Su mano toca ligeramente el brazo de ella. La siente estremecerse —¿deseo, disgusto?—, y en un repentino loco impulso la atrae hacia sí y la abraza. Ella se muestra tensa al principio, luego se relaja. Sus labios se unen. Acaricia su desnuda y musculada espalda. Ella se aprieta contra él. Tiene una rápida y salvaje visión de lo que podría haber ocurrido aquella tarde: Artha yaciendo de buen grado en la suave tierra, aquí, atrayéndole sobre ella y dentro de ella, la unión de sus cuerpos creando aquel metafórico lazo entre monurb y comuna que los viejos quieren forjar con su sangre. Pero no. Es una visión irrealista, aunque artísticamente satisfactoria. No copularán bajo la luz de la luna. Artha vive bajo su código. Obviamente los mismos pensamientos han pasado también por la mente de ella en estos escasos segundos, y ha considerado y rechazado las posibilidades de una adiós apasionado, pero ahora se aparta de él, rompiendo el contacto momentos antes de que él se dé cuenta de su parcial rendición. Sus ojos brillan en la oscuridad. Su sonrisa es forzada y ausente.
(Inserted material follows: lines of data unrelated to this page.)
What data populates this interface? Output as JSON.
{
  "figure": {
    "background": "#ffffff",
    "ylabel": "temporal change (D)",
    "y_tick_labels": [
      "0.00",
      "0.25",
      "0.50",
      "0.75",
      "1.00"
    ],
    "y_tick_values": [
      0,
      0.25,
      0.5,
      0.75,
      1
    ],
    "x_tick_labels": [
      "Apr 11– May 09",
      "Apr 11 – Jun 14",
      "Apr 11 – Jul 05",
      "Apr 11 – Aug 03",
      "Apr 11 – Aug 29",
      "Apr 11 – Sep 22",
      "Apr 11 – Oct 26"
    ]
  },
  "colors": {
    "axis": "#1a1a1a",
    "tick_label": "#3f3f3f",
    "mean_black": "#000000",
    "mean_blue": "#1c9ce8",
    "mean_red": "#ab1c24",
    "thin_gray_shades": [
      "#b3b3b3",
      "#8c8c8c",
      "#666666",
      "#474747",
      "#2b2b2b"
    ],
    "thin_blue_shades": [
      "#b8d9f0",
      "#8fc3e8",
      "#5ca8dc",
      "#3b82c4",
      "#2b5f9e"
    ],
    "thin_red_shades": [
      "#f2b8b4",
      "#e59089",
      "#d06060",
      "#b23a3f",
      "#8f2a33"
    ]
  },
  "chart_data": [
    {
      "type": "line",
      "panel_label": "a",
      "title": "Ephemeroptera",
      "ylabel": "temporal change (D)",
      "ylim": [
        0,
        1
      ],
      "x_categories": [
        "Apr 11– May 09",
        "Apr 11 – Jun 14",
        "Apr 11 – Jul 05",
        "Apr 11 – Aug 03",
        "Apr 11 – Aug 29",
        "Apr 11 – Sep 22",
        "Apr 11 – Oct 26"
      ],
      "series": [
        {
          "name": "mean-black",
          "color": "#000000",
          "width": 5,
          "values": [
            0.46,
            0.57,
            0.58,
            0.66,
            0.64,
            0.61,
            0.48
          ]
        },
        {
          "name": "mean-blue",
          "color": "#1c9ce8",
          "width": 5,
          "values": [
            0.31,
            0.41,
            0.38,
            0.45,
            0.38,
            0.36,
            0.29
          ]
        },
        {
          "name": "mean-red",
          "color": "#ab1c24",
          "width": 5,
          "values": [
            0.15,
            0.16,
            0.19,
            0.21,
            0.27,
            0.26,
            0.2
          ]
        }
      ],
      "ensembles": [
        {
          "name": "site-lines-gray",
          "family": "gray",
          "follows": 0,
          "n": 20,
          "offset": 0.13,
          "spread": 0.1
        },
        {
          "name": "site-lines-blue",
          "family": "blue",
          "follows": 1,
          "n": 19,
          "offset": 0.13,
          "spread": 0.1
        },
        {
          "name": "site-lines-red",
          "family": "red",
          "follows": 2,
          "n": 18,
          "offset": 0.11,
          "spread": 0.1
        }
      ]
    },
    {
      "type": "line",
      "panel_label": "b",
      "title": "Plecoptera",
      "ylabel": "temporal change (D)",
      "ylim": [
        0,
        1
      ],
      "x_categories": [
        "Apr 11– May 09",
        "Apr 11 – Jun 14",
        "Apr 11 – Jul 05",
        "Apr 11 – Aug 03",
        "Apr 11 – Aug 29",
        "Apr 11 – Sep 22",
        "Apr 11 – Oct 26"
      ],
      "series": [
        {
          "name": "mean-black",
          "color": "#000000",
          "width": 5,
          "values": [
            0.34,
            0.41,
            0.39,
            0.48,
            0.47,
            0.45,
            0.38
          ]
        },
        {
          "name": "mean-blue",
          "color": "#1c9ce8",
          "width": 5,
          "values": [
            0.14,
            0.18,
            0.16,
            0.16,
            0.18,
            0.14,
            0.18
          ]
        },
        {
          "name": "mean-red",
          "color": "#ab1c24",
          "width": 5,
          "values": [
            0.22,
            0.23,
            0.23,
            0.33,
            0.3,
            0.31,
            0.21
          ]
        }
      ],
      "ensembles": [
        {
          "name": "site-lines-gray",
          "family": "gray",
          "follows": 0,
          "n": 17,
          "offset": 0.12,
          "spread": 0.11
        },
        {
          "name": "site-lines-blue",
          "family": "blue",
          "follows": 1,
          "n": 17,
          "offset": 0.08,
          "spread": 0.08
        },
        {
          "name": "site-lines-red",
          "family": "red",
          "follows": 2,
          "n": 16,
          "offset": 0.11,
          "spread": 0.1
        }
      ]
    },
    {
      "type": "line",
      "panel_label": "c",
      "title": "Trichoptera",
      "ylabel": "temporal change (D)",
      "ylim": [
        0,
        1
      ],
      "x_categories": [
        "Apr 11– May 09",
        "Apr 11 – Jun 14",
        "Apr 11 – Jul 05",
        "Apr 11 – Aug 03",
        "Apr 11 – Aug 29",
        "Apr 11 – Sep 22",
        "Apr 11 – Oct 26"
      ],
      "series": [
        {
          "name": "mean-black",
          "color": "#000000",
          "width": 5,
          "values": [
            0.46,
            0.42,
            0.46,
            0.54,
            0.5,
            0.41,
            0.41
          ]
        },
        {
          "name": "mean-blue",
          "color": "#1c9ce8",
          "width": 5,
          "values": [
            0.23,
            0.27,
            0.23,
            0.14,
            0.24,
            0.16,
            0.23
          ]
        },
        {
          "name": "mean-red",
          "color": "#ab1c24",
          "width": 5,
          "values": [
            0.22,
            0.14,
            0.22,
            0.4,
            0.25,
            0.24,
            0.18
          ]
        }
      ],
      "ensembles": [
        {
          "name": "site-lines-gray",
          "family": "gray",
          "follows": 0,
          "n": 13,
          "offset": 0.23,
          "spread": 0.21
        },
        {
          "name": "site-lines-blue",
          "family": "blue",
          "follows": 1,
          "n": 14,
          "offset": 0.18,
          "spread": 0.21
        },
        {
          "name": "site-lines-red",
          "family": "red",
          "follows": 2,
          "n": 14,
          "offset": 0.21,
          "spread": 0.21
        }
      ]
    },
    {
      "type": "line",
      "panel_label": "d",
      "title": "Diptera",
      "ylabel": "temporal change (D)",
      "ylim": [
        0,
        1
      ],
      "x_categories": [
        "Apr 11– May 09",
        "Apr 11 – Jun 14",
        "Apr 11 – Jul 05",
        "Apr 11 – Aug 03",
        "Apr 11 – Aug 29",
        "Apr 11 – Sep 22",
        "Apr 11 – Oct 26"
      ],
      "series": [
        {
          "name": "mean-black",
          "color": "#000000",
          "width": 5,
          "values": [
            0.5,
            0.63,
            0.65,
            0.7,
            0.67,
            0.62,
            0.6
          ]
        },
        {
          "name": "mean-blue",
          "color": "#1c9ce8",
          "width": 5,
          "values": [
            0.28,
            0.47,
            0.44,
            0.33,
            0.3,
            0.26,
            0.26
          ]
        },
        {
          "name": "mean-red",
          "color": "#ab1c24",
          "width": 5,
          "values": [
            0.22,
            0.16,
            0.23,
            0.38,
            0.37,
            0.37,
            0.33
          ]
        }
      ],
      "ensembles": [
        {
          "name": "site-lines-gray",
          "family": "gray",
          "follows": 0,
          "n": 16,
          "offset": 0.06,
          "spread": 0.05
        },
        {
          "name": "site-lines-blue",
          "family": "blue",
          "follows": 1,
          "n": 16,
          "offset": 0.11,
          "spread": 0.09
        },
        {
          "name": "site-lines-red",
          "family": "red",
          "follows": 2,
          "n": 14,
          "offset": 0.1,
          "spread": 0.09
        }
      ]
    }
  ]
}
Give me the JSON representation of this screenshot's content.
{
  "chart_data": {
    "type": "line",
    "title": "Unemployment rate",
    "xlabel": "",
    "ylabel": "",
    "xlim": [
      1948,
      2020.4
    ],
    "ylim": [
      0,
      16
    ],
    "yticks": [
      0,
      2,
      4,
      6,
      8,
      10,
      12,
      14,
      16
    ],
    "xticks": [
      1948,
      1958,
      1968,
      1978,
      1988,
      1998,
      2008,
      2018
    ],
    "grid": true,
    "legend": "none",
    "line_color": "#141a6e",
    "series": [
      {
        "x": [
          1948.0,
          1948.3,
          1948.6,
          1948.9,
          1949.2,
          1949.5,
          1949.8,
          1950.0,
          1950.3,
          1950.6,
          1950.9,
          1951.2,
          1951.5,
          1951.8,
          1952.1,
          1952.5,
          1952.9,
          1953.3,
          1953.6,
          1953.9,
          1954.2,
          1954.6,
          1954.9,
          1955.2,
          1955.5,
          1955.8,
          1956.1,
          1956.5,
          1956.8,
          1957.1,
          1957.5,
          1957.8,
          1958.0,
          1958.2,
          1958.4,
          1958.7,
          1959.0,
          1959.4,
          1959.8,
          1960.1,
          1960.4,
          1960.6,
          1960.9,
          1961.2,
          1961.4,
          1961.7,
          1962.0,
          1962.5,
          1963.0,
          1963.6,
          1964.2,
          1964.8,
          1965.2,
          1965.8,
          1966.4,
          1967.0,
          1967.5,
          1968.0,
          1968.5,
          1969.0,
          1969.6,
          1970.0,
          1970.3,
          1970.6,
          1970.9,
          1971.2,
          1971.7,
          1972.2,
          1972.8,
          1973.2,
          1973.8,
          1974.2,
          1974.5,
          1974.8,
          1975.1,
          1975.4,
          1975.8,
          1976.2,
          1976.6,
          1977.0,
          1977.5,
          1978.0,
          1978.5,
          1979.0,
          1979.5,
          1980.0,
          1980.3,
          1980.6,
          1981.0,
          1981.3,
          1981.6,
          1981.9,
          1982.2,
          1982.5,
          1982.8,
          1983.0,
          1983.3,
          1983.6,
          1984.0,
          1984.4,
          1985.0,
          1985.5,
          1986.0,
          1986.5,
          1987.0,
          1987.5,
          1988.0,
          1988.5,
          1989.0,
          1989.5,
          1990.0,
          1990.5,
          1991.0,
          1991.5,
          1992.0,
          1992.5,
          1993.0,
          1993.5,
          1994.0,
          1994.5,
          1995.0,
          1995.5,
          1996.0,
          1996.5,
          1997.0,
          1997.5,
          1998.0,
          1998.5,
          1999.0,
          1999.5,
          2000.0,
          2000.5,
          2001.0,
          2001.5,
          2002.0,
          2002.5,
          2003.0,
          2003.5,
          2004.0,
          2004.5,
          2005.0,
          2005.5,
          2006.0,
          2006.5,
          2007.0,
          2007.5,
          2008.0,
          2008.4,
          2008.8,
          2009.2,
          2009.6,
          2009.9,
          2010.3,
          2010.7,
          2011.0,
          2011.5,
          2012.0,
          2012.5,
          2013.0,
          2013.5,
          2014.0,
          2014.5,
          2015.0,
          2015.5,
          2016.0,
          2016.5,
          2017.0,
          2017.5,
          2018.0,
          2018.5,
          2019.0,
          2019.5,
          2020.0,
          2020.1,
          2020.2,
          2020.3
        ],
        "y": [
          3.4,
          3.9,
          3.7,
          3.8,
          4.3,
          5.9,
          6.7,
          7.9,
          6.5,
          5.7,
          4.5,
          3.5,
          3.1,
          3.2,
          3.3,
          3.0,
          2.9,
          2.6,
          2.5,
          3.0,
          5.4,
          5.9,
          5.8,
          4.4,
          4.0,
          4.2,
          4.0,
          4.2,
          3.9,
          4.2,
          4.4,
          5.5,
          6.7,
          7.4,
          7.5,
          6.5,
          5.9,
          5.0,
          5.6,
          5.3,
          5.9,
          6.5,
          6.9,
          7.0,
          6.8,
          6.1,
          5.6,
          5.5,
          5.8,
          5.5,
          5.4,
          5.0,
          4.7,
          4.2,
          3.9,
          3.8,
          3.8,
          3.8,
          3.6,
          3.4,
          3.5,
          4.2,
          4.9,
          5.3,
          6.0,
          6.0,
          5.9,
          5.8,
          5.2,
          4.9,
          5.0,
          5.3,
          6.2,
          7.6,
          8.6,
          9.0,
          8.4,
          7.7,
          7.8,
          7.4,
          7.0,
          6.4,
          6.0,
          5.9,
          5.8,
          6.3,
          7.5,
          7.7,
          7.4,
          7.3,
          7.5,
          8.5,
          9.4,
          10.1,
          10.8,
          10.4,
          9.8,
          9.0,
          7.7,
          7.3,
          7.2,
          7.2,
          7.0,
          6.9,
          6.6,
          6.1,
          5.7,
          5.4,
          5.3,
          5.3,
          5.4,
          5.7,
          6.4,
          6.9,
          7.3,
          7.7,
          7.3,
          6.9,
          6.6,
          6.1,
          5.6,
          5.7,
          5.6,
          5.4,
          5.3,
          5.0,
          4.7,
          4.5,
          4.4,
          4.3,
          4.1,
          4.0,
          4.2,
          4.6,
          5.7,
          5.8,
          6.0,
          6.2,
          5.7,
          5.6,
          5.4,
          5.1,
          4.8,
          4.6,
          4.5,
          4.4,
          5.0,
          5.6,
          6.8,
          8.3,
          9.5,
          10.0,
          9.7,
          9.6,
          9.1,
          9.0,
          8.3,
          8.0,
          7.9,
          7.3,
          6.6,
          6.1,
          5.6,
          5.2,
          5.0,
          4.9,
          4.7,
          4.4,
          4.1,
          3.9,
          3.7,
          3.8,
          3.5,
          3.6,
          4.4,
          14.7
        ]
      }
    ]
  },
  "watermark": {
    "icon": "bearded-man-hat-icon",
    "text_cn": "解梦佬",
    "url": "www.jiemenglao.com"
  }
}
—Váyase ahora —susurra. Girándose. Corriendo una docena de pasos en dirección a la comuna. Girándose de nuevo, gesticulando con la palma de sus manos, intentando forzarle a moverse—. Váyase. Váyase. ¿A qué está esperando? Corriendo apresuradamente a través de la noche iluminada por la luna. Tambaleándose, tropezando, saltando. Ni siquiera se preocupa de ocultarse entre las hileras de altas plantas; en su precipitación, troncha los jóvenes tallos, los aplasta, dejando tras él un rastro de destrucción a través del cual podrá ser fácilmente perseguido. Sabe que debe salir del territorio de la comuna antes del alba. Cuando despeguen las fumigadoras podrán localizarle fácilmente y traerle de vuelta para entregarle al perverso Moloch. Posiblemente hayan enviado ya a las fumigadoras para cazarle en la noche, tan pronto se hayan dado cuenta de que había escapado. ¿Pueden esos amarillos ojos ver en la oscuridad? Hace un alto y escucha, esperando oír el horrísono rugido, pero todo está en calma. Y las máquinas agrícolas… ¿están ya en camino tras sus huellas? Debe apresurarse. Presumiblemente, si consigue salir de los dominios de la comuna, estará a salvo de los adoradores del dios de las cosechas.

¿Pero dónde ir?

Ahora sólo existe un destino concebible. Mirando hacia el horizonte, ve las imponentes columnas de las monurbs de Chipitts, ocho o diez de ellas visibles desde allí como brillantes faros, miles de ventanas llameantes. No puede distinguir individualmente las ventanas, pero es consciente de las constantes variaciones y oscilaciones de los esquemas de la luz cuando algunas de éstas se encienden o apagan. Están allí en plena velada. Conciertos, torneos somáticos, duelos de luces, todas las diversiones nocturnas en pleno apogeo. Stacion en su casa, preocupada, inquietándose por él. ¿Cuánto tiempo hace que está fuera? ¿Dos días, tres? Todo es confuso. Los niños llorando. Micaela alterada, probablemente discutiendo agriamente con Jasón para liberar su tensión. Y él está aquí, a muchos kilómetros de distancia, recién evadido de un mundo de ídolos y ritos, de danzas paganas, de frígidas y estériles mujeres. Con barro en sus pies, rastrojos entre sus cabellos. Debe tener un aspecto horrible y oler peor aún. No puede lavarse. ¿Qué bacteria estará ahora desarrollándose en su carne? Tiene que volver. Sus músculos están tan desesperadamente agotados que ha superado ya el estadio de la mera fatiga. El hedor de la celda sigue clavado aún en su pituitaria. Su lengua está seca y estropajosa. Tiene la impresión de que su piel se está cuarteando por la prolongada exposición al sol, a la luna, al aire.